Guna mencapai sasaran tersebut, Kemenperin menerbitkan Surat Edaran Menteri Perindustrian, yang di antaranya berkaitan dengan implementasi Izin Operasional dan Mobilitas Kegiatan Industri (IOMKI). “Yang terakhir kami terbitkan adalah SE Menperin Nomor 5 Tahun 2021 tentang Perubahan SE Nomor 3 Tahun 2021 tentang Operasional dan Mobilitas  Pada Masa Kedaruratan Covid-19,” tutur Agus.

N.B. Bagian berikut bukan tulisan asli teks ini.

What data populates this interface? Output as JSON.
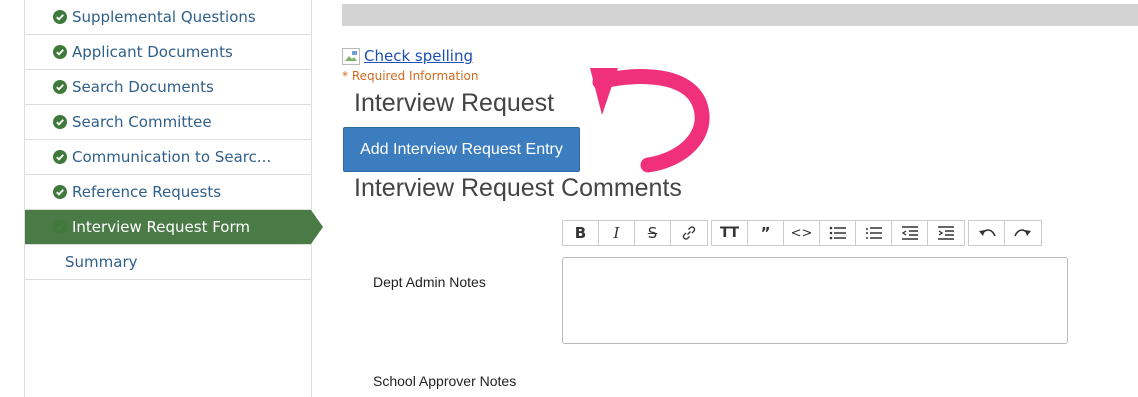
{
  "sidebar": {
    "items": [
      {
        "label": "Supplemental Questions",
        "status": "complete"
      },
      {
        "label": "Applicant Documents",
        "status": "complete"
      },
      {
        "label": "Search Documents",
        "status": "complete"
      },
      {
        "label": "Search Committee",
        "status": "complete"
      },
      {
        "label": "Communication to Searc...",
        "status": "complete"
      },
      {
        "label": "Reference Requests",
        "status": "complete"
      },
      {
        "label": "Interview Request Form",
        "status": "active"
      },
      {
        "label": "Summary",
        "status": "none"
      }
    ],
    "colors": {
      "link": "#2f5f8a",
      "check": "#3f7a3c",
      "active_bg": "#4a7a46"
    }
  },
  "main": {
    "spellcheck_label": "Check spelling",
    "required_note": "* Required Information",
    "interview_request_heading": "Interview Request",
    "add_entry_button": "Add Interview Request Entry",
    "comments_heading": "Interview Request Comments",
    "toolbar": {
      "groups": [
        [
          "bold",
          "italic",
          "strikethrough",
          "link"
        ],
        [
          "heading",
          "blockquote",
          "code",
          "bullet-list",
          "numbered-list",
          "outdent",
          "indent"
        ],
        [
          "undo",
          "redo"
        ]
      ]
    },
    "fields": [
      {
        "label": "Dept Admin Notes",
        "value": ""
      },
      {
        "label": "School Approver Notes",
        "value": ""
      }
    ]
  },
  "annotation": {
    "type": "curved-arrow",
    "color": "#f0307a"
  }
}
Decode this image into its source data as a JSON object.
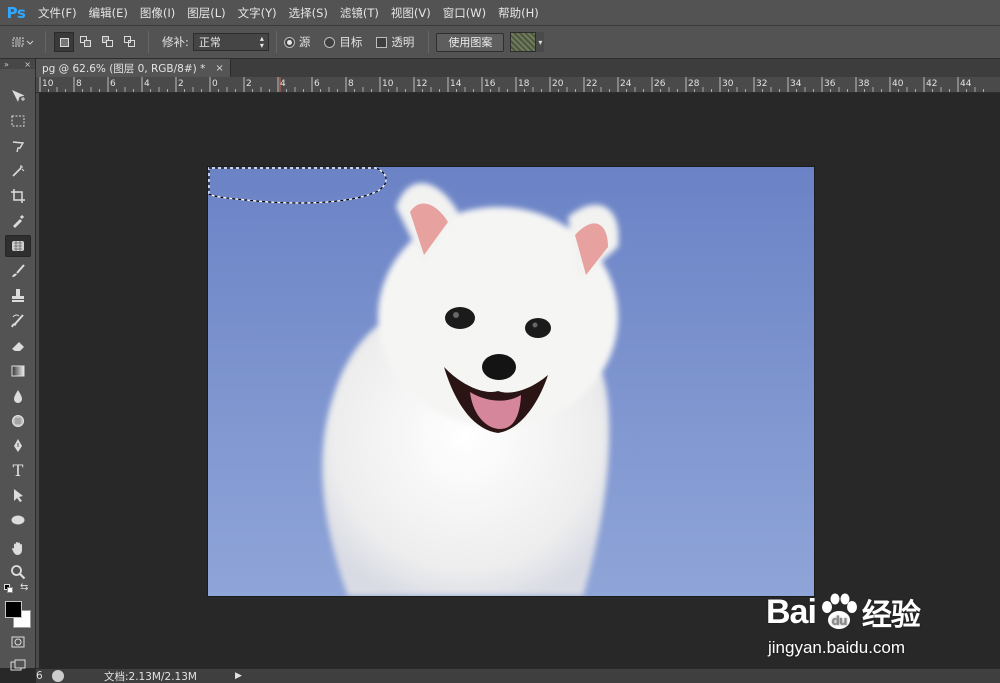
{
  "app": {
    "logo": "Ps",
    "accent_color": "#31a8ff"
  },
  "menu": {
    "items": [
      "文件(F)",
      "编辑(E)",
      "图像(I)",
      "图层(L)",
      "文字(Y)",
      "选择(S)",
      "滤镜(T)",
      "视图(V)",
      "窗口(W)",
      "帮助(H)"
    ]
  },
  "options_bar": {
    "patch_label": "修补:",
    "patch_value": "正常",
    "source_label": "源",
    "source_checked": true,
    "target_label": "目标",
    "target_checked": false,
    "transparent_label": "透明",
    "transparent_checked": false,
    "use_pattern_button": "使用图案"
  },
  "document": {
    "tab_title": "pg @ 62.6% (图层 0, RGB/8#) *",
    "close_glyph": "×",
    "status_text": "文档:2.13M/2.13M",
    "left_status": "6"
  },
  "ruler": {
    "labels": [
      "10",
      "8",
      "6",
      "4",
      "2",
      "0",
      "2",
      "4",
      "6",
      "8",
      "10",
      "12",
      "14",
      "16",
      "18",
      "20",
      "22",
      "24",
      "26",
      "28",
      "30",
      "32",
      "34",
      "36",
      "38",
      "40",
      "42",
      "44"
    ]
  },
  "toolbar": {
    "tools": [
      "move-icon",
      "marquee-icon",
      "lasso-icon",
      "quick-select-icon",
      "crop-icon",
      "eyedropper-icon",
      "patch-tool-icon",
      "brush-icon",
      "stamp-icon",
      "history-brush-icon",
      "eraser-icon",
      "gradient-icon",
      "blur-icon",
      "dodge-icon",
      "pen-icon",
      "text-icon",
      "path-select-icon",
      "ellipse-icon",
      "hand-icon",
      "zoom-icon"
    ],
    "active_tool": "patch-tool-icon",
    "foreground_color": "#000000",
    "background_color": "#ffffff"
  },
  "watermark": {
    "brand_text": "Bai",
    "brand_suffix": "经验",
    "url": "jingyan.baidu.com"
  },
  "canvas": {
    "sky_color": "#7189c9",
    "dog_color": "#f4f4f2"
  }
}
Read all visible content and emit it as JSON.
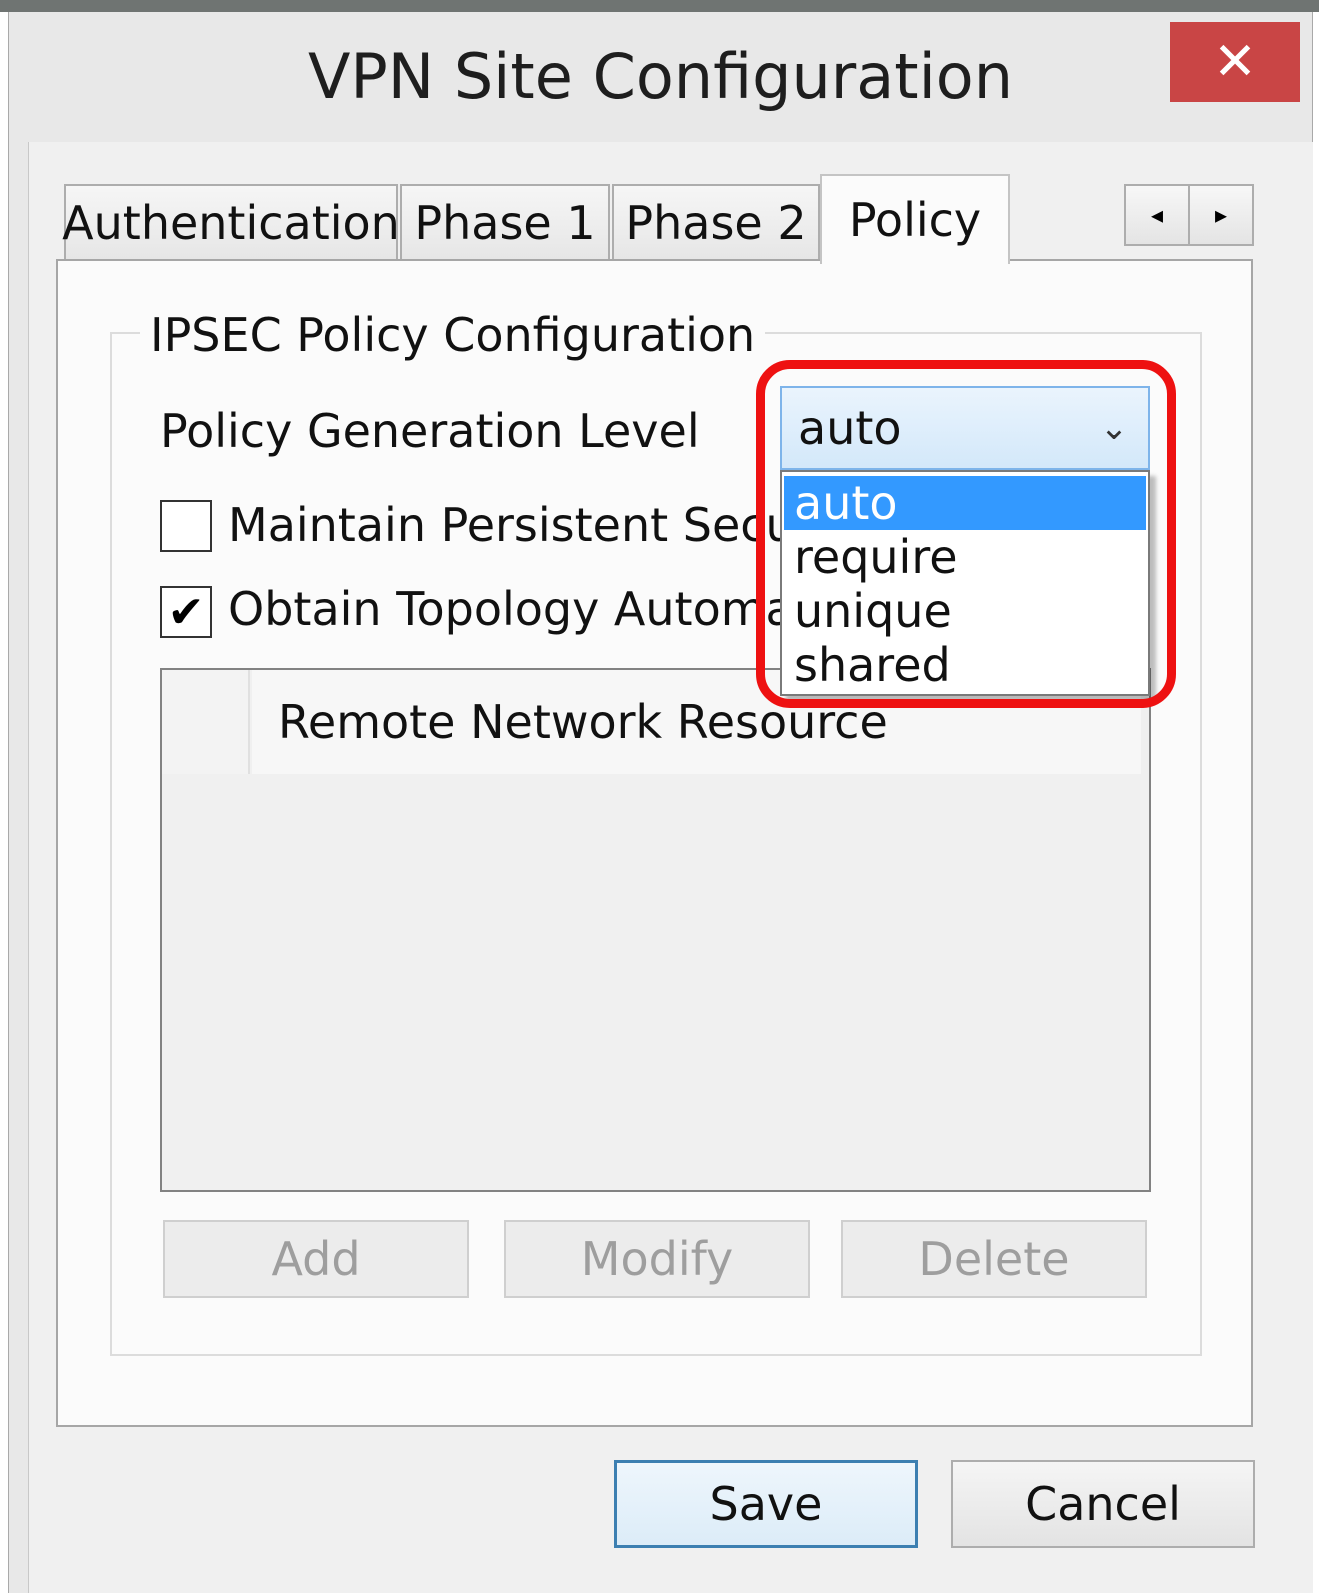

Beberapa penyempurnaan yang diatur di dalam SE Menperin 5/2021 tersebut, antara lain mengenai penjelasan operasional dan mobilitas kegiatan industri. Hal ini meliputi seluruh aktivitas perusahaan industri dan perusahaan kawasan industri sepanjang rantai nilainya, mulai dari pengadaan barang baku dan bahan penolong dari pemasok, operasional produksi dan pendukungnya, sampai dengan distribusi produk, termasuk mobilitas dan aktivitas staf, pekerja, karyawan, atau pegawainya.

“Selain itu, di SE Menperin yang baru juga ada pengaturan tentang penggunaan aplikasi PeduliLindungi, sehingga pegawai dapat terpantau dengan baik. Kami juga melaksanakan vaksinasi untuk pelaku industri dan tenaga kerja perusahaan di bidang industri di area Jawa-Bali, dengan target 5 juta orang atau sebanyak 10 juta dosis yang dilaksanakan sejak Juli 2021,” ungkap Agus.